Installation and transfer to the next point within 12 hours is possible in theory – but not always in ­practice, admits Grøn. At the wind farm West of Duddon Sands the Sea Installer needed between 12 and 15 hours, whereby jacking up and down and moving to the next point usually required more time than the installation itself, which was normally completed within six hours.

A2Sea has no influence on the process of putting the wind turbine into operation, only on accommodating the installers as comfortable as possible on the ship. When they completed the processes within 24 hours, it was probably due to them feeling comfortable on the Sea Installer, says Grøn with a wink of the eye.

Arbitrary and realistic ­targets

The fourth figure represents a high hurdle. The relatively strong wind of 12 m/s defined by the mantra has not yet been achieved by A2Sea: “Even with Sea ­Installer, blades are still being lifted in not much more than 9 m/s”, admits Grøn.

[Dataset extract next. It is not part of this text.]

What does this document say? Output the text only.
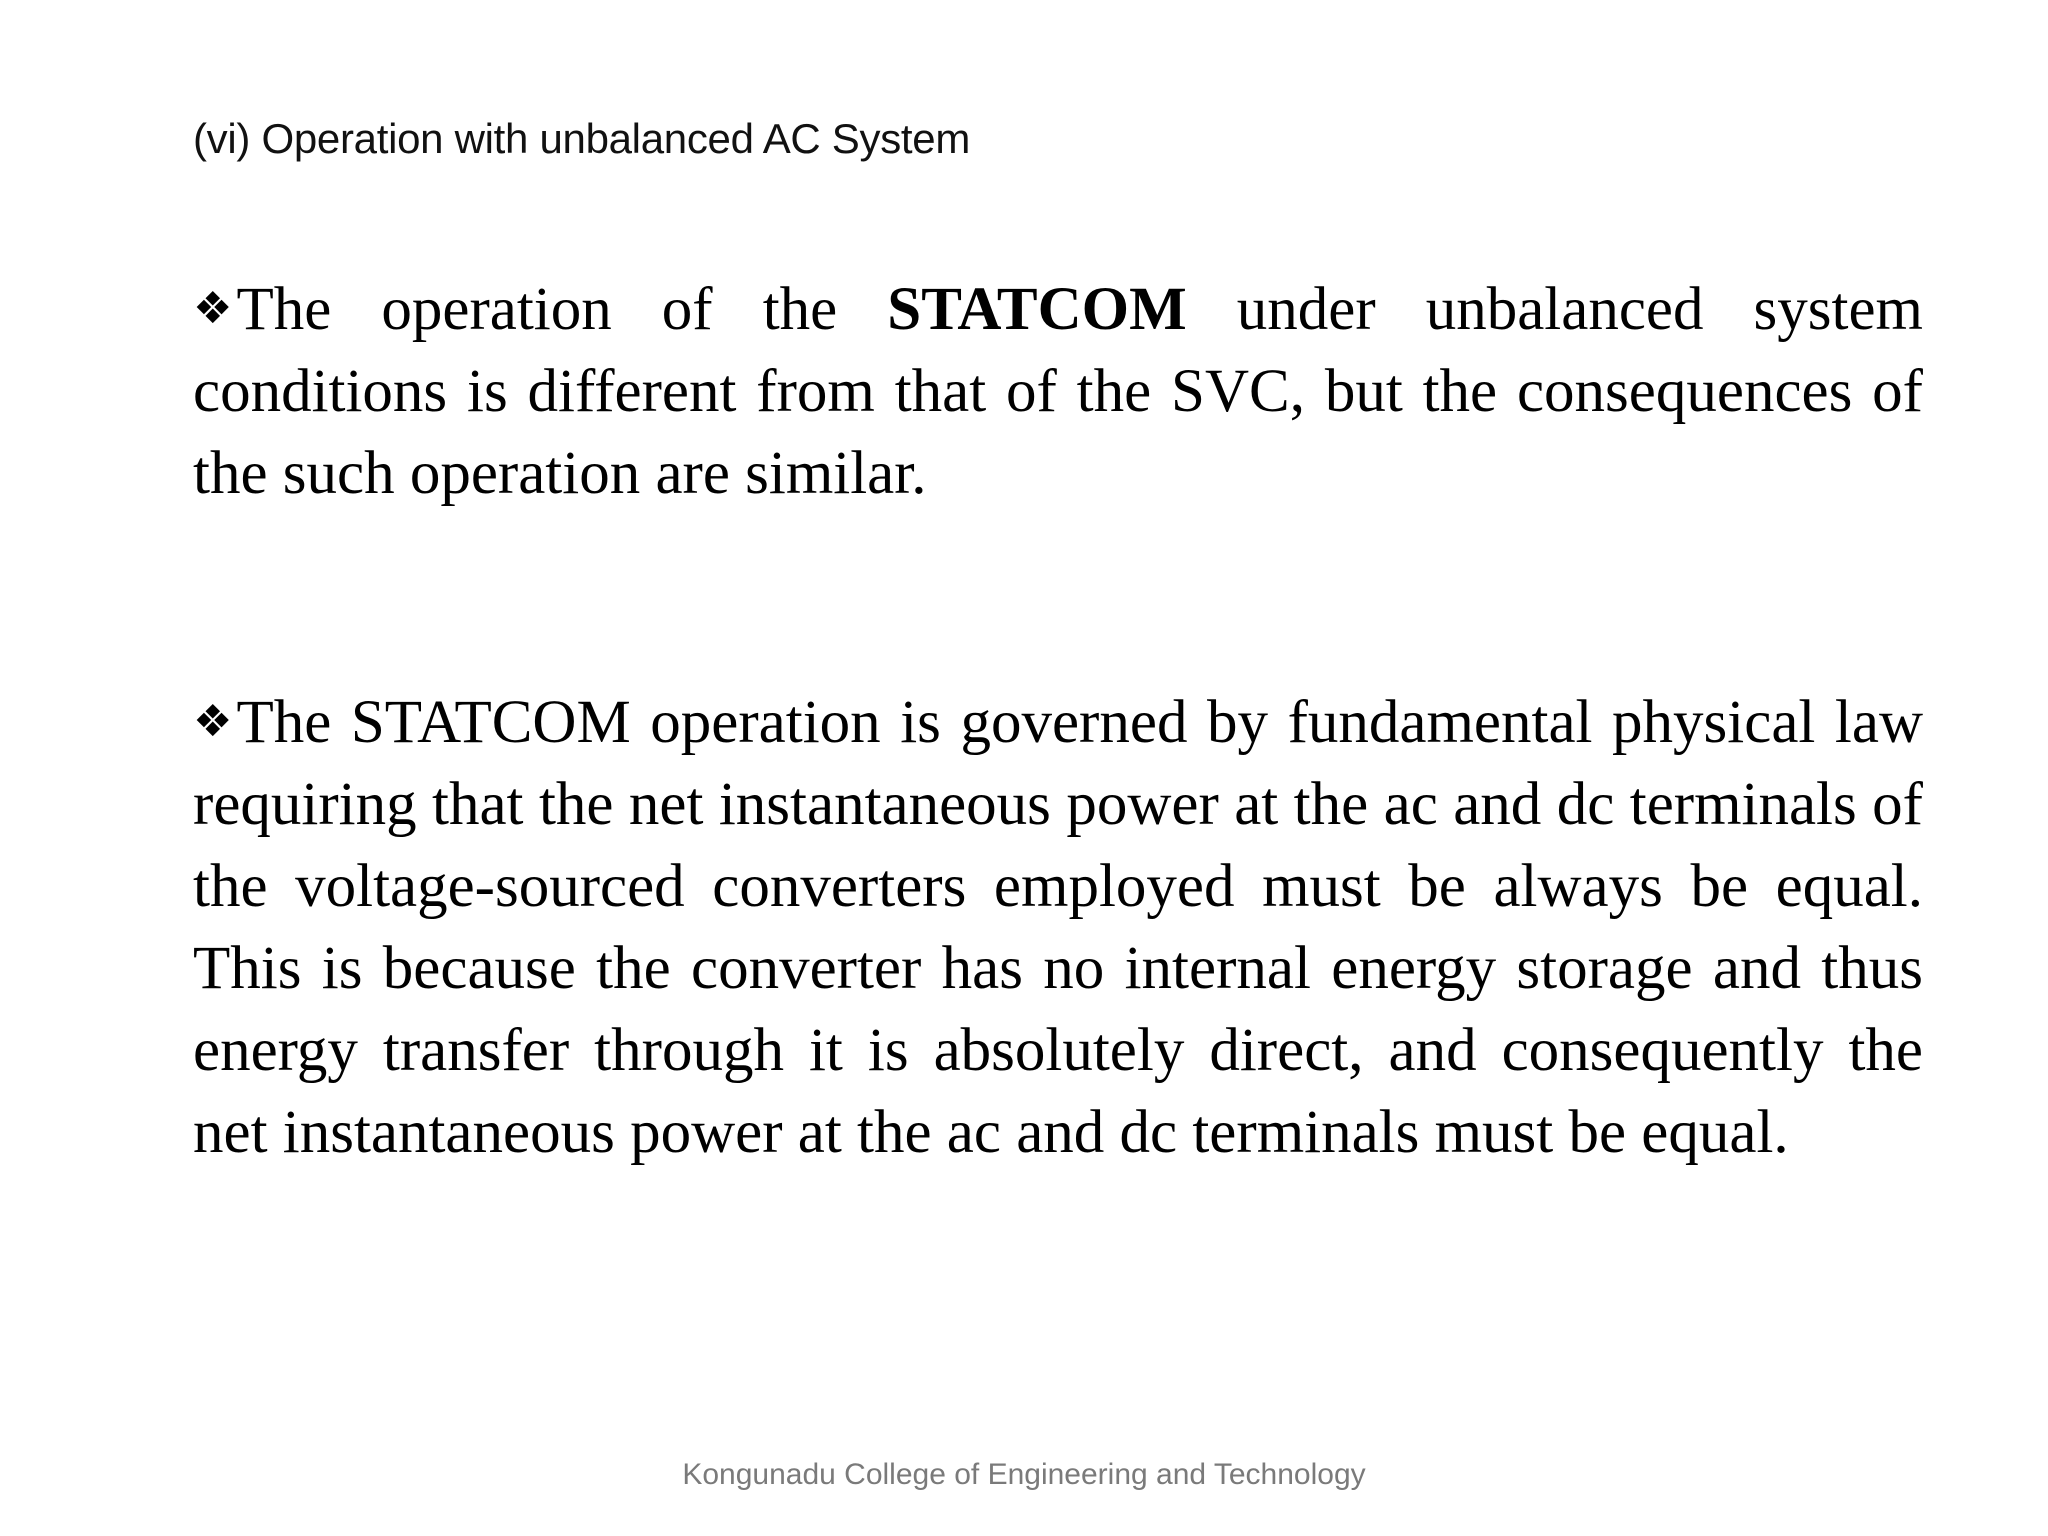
(vi) Operation with unbalanced AC System

❖The operation of the STATCOM under unbalanced system conditions is different from that of the SVC, but the consequences of the such operation are similar.

❖The STATCOM operation is governed by fundamental physical law requiring that the net instantaneous power at the ac and dc terminals of the voltage-sourced converters employed must be always be equal. This is because the converter has no internal energy storage and thus energy transfer through it is absolutely direct, and consequently the net instantaneous power at the ac and dc terminals must be equal.

Kongunadu College of Engineering and Technology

In the case of the wind speed, the definition of the mantra seems to be somewhat arbitrary, as if the aim was to define all the important parameters using the numbers 12 and 24. The company’s competitors are not quite so ambitious. Ben Robinson, Major Projects & Operations Manager at MPI Offshore calculates with an average of 36 hours for dock, load and sail (when six wind turbines are to be transported) and with 24 hours for the erection of each turbine. MPI Offshore has set a wind speed limit of 10 m/s for the installation of rotor blades, thereby coming slightly nearer to the limit set by A2Sea than the company itself.

The other shipping companies are keeping quiet about such things. Which targets will be achievable in the end without increasing the risks during installation has yet to be seen. But the discussion about the reduction of costs will be an ongoing theme in the industry over the coming years, and it will therefore be unavoidable that targets for the installation of wind turbines are set towards which everyone must be orientated.